Feldman-Winter added that as soon as parents wake up, they should put the baby on the separate surface in their bedroom, making sure there are no pillows or any other item that could obstruct the baby’s breathing or cause overheating.

This is the first AAP update on recommendations to decrease risks of SIDS since 2011

The policy statement and the report “SIDS and Other Sleep-related Infant Deaths: Updates 2016 Recommendations for a Safe Infant Sleeping Environment” will be released Monday at the AAP National Conference & Exhibition in San Francisco.

The report is the first update to Academy policy regarding SIDS recommendations since 2011. It will be published in the November 2016 issue of Pediatrics and online October 24.

Newborns need a firm surface to breath properly. Photo credit: The Huffington Post
Newborns need a firm surface to breath properly. Photo credit: The Huffington Post

“We want to share this information in a way that doesn’t scare parents but helps to explain the real risks posed by an unsafe sleep environment. We know that we can keep a baby safer without spending a lot of money on home monitoring gadgets but through simple precautionary measures,” Dr. Moon said in the press release.

Statistics show that approximately 3,500 infants die annually in the United States from sleep-related deaths, including sudden infant death syndrome, accidental suffocation, and strangulation and ill-defined deaths. The number of child deaths has been the almost the same since the 1990s and the AAP want to reduce the numbers every year.

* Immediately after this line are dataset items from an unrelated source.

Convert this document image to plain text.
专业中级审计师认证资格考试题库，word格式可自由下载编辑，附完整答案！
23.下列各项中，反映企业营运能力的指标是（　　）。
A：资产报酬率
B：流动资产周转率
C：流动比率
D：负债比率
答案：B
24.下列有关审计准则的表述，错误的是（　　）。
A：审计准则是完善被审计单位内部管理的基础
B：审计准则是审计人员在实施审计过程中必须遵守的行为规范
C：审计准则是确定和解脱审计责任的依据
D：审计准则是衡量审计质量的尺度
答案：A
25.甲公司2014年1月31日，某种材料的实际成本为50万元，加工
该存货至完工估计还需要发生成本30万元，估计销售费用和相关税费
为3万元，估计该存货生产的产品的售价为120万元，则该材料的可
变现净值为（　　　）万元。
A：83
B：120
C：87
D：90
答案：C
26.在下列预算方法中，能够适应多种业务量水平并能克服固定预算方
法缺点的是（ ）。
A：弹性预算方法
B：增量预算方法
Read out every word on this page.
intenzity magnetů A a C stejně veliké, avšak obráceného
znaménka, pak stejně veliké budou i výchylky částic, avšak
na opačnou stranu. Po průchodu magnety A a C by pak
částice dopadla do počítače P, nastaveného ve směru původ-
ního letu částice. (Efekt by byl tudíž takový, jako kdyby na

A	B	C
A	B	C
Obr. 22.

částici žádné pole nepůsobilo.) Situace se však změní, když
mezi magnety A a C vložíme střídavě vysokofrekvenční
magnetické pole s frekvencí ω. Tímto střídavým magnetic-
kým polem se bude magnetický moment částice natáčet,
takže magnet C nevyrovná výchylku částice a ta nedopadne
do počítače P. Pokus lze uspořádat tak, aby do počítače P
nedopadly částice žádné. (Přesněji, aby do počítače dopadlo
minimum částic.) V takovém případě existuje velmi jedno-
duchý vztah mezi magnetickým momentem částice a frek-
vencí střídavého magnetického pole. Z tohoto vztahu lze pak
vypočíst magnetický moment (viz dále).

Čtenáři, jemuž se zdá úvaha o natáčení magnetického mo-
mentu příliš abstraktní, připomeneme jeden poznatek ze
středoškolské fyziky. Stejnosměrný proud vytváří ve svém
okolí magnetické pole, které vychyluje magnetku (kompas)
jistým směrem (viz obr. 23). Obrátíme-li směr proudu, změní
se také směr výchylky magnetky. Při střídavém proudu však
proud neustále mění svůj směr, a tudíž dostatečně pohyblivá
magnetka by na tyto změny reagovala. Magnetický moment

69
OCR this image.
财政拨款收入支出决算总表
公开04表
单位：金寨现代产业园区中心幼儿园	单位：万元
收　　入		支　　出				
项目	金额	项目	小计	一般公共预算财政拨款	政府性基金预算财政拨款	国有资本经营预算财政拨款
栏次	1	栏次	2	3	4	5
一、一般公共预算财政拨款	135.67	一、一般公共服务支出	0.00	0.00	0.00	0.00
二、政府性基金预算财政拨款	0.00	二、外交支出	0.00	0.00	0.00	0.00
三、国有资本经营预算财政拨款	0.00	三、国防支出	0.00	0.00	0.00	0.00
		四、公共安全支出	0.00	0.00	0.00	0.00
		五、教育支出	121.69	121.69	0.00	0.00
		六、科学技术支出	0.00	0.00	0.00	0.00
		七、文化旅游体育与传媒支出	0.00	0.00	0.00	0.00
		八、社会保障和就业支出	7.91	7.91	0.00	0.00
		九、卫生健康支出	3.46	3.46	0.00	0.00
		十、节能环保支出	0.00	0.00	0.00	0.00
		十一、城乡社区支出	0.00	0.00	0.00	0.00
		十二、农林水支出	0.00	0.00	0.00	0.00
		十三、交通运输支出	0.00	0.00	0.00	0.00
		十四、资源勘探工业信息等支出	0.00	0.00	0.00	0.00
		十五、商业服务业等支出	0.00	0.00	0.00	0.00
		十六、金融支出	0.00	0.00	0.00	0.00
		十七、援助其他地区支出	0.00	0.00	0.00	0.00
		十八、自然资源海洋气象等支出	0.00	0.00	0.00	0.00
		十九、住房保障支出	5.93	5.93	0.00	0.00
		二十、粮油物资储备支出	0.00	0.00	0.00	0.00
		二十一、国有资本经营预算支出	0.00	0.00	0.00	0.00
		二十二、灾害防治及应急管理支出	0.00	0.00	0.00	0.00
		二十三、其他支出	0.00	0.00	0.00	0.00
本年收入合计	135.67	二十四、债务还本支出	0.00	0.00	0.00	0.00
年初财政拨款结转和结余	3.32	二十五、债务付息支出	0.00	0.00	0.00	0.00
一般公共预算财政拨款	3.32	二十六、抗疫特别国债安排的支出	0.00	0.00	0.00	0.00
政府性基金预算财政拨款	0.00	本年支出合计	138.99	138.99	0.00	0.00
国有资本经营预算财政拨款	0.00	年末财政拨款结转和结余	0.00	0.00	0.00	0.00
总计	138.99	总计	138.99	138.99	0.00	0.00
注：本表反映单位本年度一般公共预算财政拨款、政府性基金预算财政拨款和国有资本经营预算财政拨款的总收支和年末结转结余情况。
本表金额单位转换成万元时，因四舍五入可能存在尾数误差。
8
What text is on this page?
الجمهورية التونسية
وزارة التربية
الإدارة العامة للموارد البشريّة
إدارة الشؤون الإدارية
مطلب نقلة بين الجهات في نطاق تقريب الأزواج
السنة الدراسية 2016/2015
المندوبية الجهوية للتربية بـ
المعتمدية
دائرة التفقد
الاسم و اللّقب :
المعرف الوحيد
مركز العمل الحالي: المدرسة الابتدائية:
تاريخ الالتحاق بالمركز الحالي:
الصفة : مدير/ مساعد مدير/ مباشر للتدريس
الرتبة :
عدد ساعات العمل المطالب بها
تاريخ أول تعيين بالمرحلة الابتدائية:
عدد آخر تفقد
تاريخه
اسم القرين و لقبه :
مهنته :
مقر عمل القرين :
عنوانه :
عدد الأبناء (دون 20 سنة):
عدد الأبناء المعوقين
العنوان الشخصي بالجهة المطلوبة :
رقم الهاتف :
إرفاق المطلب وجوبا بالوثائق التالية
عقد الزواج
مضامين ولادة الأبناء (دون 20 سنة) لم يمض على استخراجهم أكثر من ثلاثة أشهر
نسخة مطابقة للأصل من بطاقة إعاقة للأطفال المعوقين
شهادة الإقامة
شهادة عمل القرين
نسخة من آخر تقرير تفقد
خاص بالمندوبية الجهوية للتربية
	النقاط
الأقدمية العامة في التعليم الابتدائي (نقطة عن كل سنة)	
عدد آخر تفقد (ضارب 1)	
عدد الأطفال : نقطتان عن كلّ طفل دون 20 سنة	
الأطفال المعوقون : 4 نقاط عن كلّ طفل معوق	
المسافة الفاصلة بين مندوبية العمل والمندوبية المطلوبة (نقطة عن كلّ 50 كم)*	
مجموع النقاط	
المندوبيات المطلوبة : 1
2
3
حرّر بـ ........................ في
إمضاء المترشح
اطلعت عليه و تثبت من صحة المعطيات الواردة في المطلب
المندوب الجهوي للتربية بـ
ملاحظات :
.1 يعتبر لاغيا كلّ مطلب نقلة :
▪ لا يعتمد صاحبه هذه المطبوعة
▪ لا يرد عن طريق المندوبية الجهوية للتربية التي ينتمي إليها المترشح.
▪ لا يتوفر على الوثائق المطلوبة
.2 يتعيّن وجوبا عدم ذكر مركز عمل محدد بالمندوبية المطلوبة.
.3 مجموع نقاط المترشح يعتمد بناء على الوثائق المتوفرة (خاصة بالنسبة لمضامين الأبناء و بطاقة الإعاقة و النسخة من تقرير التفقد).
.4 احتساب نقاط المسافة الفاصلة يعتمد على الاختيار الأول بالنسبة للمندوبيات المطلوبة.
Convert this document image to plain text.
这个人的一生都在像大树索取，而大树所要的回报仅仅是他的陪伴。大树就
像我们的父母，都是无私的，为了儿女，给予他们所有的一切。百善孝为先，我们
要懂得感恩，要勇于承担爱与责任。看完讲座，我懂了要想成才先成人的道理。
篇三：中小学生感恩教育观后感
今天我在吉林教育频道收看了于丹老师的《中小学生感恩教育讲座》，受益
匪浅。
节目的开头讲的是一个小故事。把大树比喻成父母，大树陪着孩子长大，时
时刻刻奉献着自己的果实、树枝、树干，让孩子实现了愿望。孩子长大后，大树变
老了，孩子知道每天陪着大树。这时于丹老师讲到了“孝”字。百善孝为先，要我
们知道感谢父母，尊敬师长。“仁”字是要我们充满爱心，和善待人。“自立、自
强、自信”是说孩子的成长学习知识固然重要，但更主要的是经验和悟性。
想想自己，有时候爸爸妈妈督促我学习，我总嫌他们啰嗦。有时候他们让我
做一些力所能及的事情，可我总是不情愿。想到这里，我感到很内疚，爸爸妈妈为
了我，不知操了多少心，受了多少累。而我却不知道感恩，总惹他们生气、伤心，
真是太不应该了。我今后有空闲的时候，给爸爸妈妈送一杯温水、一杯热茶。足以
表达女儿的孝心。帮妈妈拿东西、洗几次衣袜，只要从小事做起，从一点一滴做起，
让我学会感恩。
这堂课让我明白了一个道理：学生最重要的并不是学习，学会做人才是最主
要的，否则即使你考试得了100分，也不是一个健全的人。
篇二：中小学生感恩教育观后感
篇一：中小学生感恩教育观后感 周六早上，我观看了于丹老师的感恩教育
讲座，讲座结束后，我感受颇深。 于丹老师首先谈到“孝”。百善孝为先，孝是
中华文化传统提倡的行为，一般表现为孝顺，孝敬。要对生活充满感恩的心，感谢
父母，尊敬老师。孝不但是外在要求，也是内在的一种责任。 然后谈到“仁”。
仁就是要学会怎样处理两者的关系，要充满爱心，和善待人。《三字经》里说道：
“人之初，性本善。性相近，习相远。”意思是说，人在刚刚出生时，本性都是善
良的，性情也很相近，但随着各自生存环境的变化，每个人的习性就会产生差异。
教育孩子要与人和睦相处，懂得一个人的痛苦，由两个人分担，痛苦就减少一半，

Additional recommendations to keep your baby safe while he or she sleeps

The AAP recommend physicians to have open conversations with families about sleeping habits and practices avoiding a judgemental approach. Doctors should warn parents that not all media outlets are useful when taking care of their baby, but they can use those who actually can educate them about safe sleep. Images and messages can be used to explain better the recommendations to parents.

Other recommendations included in the report are to use a pacifier at naptime and bedtime and avoid home monitors or commercial devices marketed to reduce the risk of SIDS, which has not been proved.

Babies should receive all the recommended vaccinations and, according to the report, supervised, awake tummy time is an active method to facilitate the child’s development.

The report and new guidelines will be presented Monday at the national conference at the Moscone Center in San Francisco. The news conference will be recorded and available for viewing afterward to make sure people can have access to the new guidelines and help prevent SIDS-related deaths.